На набережной прибывших встречали Марк Силан и вся местная знать. Публию пришлось снова собраться с духом и принять достойную проконсула осанку. Наибольших усилий требовало сопротивление все той же морской качке. Чуждый ритм за трое суток, казалось, насквозь пронизал его тело, дезорганизуя все движения.
Пунийская аристократия и испанские князья пригласили Сципиона на праздничный обед, и он, желая показать варварам, что волю римлянина не способна расшатать какая-либо буря, принял приглашение и сквозь дурноту и головокружение до самого вечера развлекал пеструю компанию рассказами о визите в Африку. Такое «пиршество» в его состоянии было более мучительным, чем борьба с рассвирепевшими волнами, но, по уверению Силана — а сам он потом ничего не мог вспомнить из сцен этого обеда — он выдержал испытание.
Первую половину следующего дня Публию увидеть не удалось. Он спал крепко и долго, как обычно спят люди с чистой совестью, и поднялся с ложа после полудня. Временами его еще немного покачивало, но в целом он чувствовал себя здоровым.
Умывшись, Публий вышел в город, беззаботно прогулялся по улицам в сопровождении минимальной свиты и поднялся на башню, чтобы обозреть окрестности. После возвращения из Африки Испания показалась ему вдвое краше, чем прежде. Сознание исполненного долга позволяло ему смотреть вокруг ясным и гордым взором, не смущаясь пред оком богов, и видеть творения природы во всей их первозданной прелести, что недоступно человеку, отягченному дурными деяниями и суетными заботами, от которого природа отворачивает свой лик и прячет душу, являя ему лишь пустые формы.
Вернувшись во дворец, он проведал Лелия и Кавдина. Корнелий еще несколько хандрил, а в Лелии Сципион увидел отображение собственного настроения. Между их душами в большинстве случаев было удивительное соответствие, наводящее на мысль, что, будучи разъединенными отдельными телами на земле, где-то в ином мире они составляют единое целое. Побеседовав с другом, Публий окончательно пришел в себя и приступил к делам. Он расспросил Силана об обстановке в провинции и принял решение, пользуясь относительным спокойствием иберов, покарать города, предавшие его отца и Гнея Сципиона Кальва.

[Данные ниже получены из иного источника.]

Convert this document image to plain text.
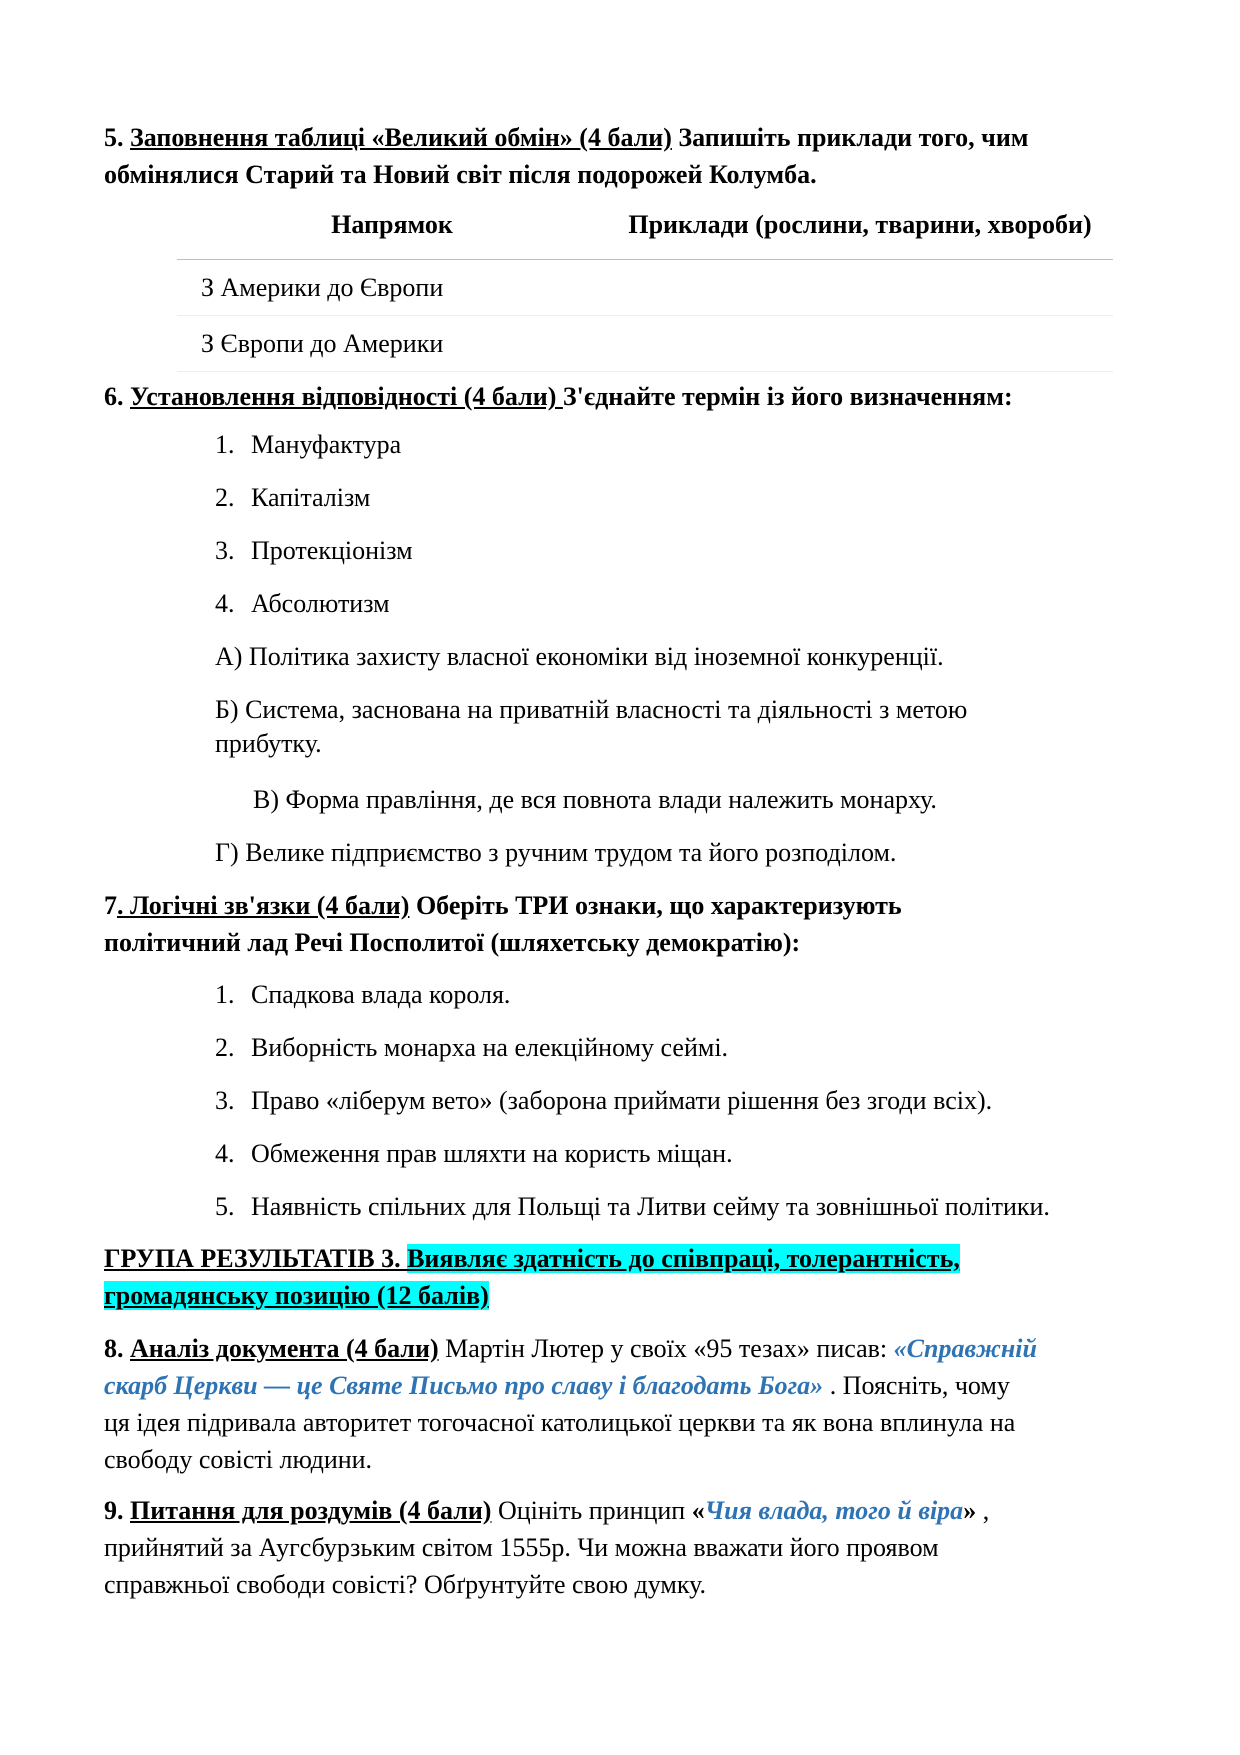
5. Заповнення таблиці «Великий обмін» (4 бали) Запишіть приклади того, чим

обмінялися Старий та Новий світ після подорожей Колумба.

Напрямок	Приклади (рослини, тварини, хвороби)
З Америки до Європи	
З Європи до Америки	

6. Установлення відповідності (4 бали) З'єднайте термін із його визначенням:

1. Мануфактура
2. Капіталізм
3. Протекціонізм
4. Абсолютизм
А) Політика захисту власної економіки від іноземної конкуренції.

Б) Система, заснована на приватній власності та діяльності з метою

прибутку.

В) Форма правління, де вся повнота влади належить монарху.
Г) Велике підприємство з ручним трудом та його розподілом.

7. Логічні зв'язки (4 бали) Оберіть ТРИ ознаки, що характеризують

політичний лад Речі Посполитої (шляхетську демократію):

1. Спадкова влада короля.
2. Виборність монарха на елекційному сеймі.
3. Право «ліберум вето» (заборона приймати рішення без згоди всіх).
4. Обмеження прав шляхти на користь міщан.
5. Наявність спільних для Польщі та Литви сейму та зовнішньої політики.

ГРУПА РЕЗУЛЬТАТІВ 3. Виявляє здатність до співпраці, толерантність,

громадянську позицію (12 балів)

8. Аналіз документа (4 бали) Мартін Лютер у своїх «95 тезах» писав: «Справжній

скарб Церкви — це Святе Письмо про славу і благодать Бога» . Поясніть, чому

ця ідея підривала авторитет тогочасної католицької церкви та як вона вплинула на

свободу совісті людини.

9. Питання для роздумів (4 бали) Оцініть принцип «Чия влада, того й віра» ,

прийнятий за Аугсбурзьким світом 1555р. Чи можна вважати його проявом

справжньої свободи совісті? Обґрунтуйте свою думку.
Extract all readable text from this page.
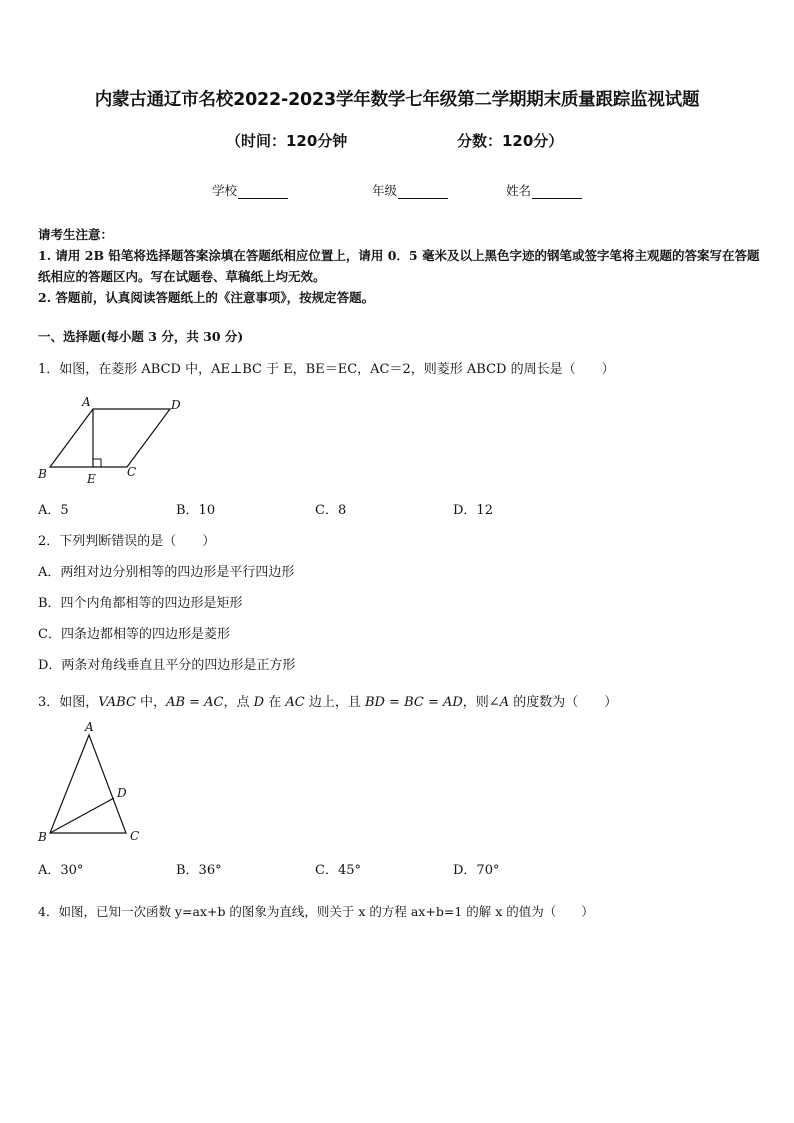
内蒙古通辽市名校2022-2023学年数学七年级第二学期期末质量跟踪监视试题
（时间：120分钟	分数：120分）
学校	年级	姓名

请考生注意：

1. 请用 2B 铅笔将选择题答案涂填在答题纸相应位置上，请用 0．5 毫米及以上黑色字迹的钢笔或签字笔将主观题的答案写在答题纸相应的答题区内。写在试题卷、草稿纸上均无效。

2. 答题前，认真阅读答题纸上的《注意事项》，按规定答题。

一、选择题(每小题 3 分，共 30 分)
1．如图，在菱形 ABCD 中，AE⊥BC 于 E，BE＝EC，AC＝2，则菱形 ABCD 的周长是（　　）
A	D
B	E	C
A．5	B．10	C．8	D．12
2．下列判断错误的是（　　）
A．两组对边分别相等的四边形是平行四边形
B．四个内角都相等的四边形是矩形
C．四条边都相等的四边形是菱形
D．两条对角线垂直且平分的四边形是正方形
3．如图，VABC 中，AB = AC，点 D 在 AC 边上，且 BD = BC = AD，则∠A 的度数为（　　）
A
D
B	C
A．30°	B．36°	C．45°	D．70°
4．如图，已知一次函数 y=ax+b 的图象为直线，则关于 x 的方程 ax+b=1 的解 x 的值为（　　）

В этот же день в Тарракон к Луцию Марцию был отправлен гонец с приказанием ему со своею частью войска идти на Кастулон. Сам Публий также стал собираться в поход и, снарядив расквартированный в Новом Карфагене легион, в ближайшее время выступил к Илитургису.
Переход по хорошо изученной местности занял пять дней. Когда римляне приблизились к городу, жители, не ожидая ничего хорошего от этого визита, поспешно заперли ворота и приготовились к бою. Войско Сципиона расположилось лагерем на одном из ближайших холмов, и проконсул отправил к городским стенам разведчиков. Остальные воины устроились на отдых. Никаких мер по блокаде города Публий предпринимать не стал. Он не терпел скуку осадных работ и достаточно верил в свои силы, чтобы рассчитывать на быстрый успех при штурме. Кроме того, через несколько месяцев он должен быть в Италии, и потому ему непозволительно было засиживаться у иберийских городков.

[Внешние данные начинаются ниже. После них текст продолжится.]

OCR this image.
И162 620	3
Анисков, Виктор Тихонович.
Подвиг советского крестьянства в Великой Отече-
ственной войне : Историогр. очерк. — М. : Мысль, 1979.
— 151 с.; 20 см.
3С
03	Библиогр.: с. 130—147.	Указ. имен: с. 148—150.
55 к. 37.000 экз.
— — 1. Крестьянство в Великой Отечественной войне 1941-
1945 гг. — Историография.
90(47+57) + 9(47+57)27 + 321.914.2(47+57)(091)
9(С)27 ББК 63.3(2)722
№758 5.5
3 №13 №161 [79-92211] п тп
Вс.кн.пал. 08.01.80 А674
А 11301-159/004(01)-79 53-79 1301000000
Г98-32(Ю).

Сделав необходимые распоряжения, Сципион с тремя сотнями всадников объехал вокруг вражеских укреплений, оценивая их качества. Выслушав после этого возвратившихся разведчиков, он составил себе уже довольно ясное представление об оборонительных возможностях противника. Стены фронтальной части города надежно охраняли население от наскоков соседних иберийских племен, но при штурме, организованном по всем правилам военного искусства, мало чем могли помочь горожанам. Тревогу у Публия вызывала только цитадель Илитургиса, стоящая на возвышенности и хорошо укрепленная со стороны города, а с тыла защищенная неприступными скалами. Конечно, если овладеть городом, то и крепость недолго будет сопротивляться. Однако такое положение грозило потерей нескольких дней. Сципион не привык делить победу на части и задумался в поисках возможности захватить весь город единым ударом. Тут он вспомнил, как однажды нумидийцы, перешедшие на сторону римлян и служившие в его войске, карабкались по отвесному утесу, собирая улиток, которых они считали деликатесом. При этом африканцы проявляли не только чудеса присущей им ловкости, но и весьма разработанную технику скалолазания. Публий немедленно призвал к себе вождя нумидийского отряда и велел ему в сопровождении разведчиков обследовать расположение цитадели и сообщить, какие условия необходимы его подопечным, чтобы взойти на стену крепости, и сколько это займет времени.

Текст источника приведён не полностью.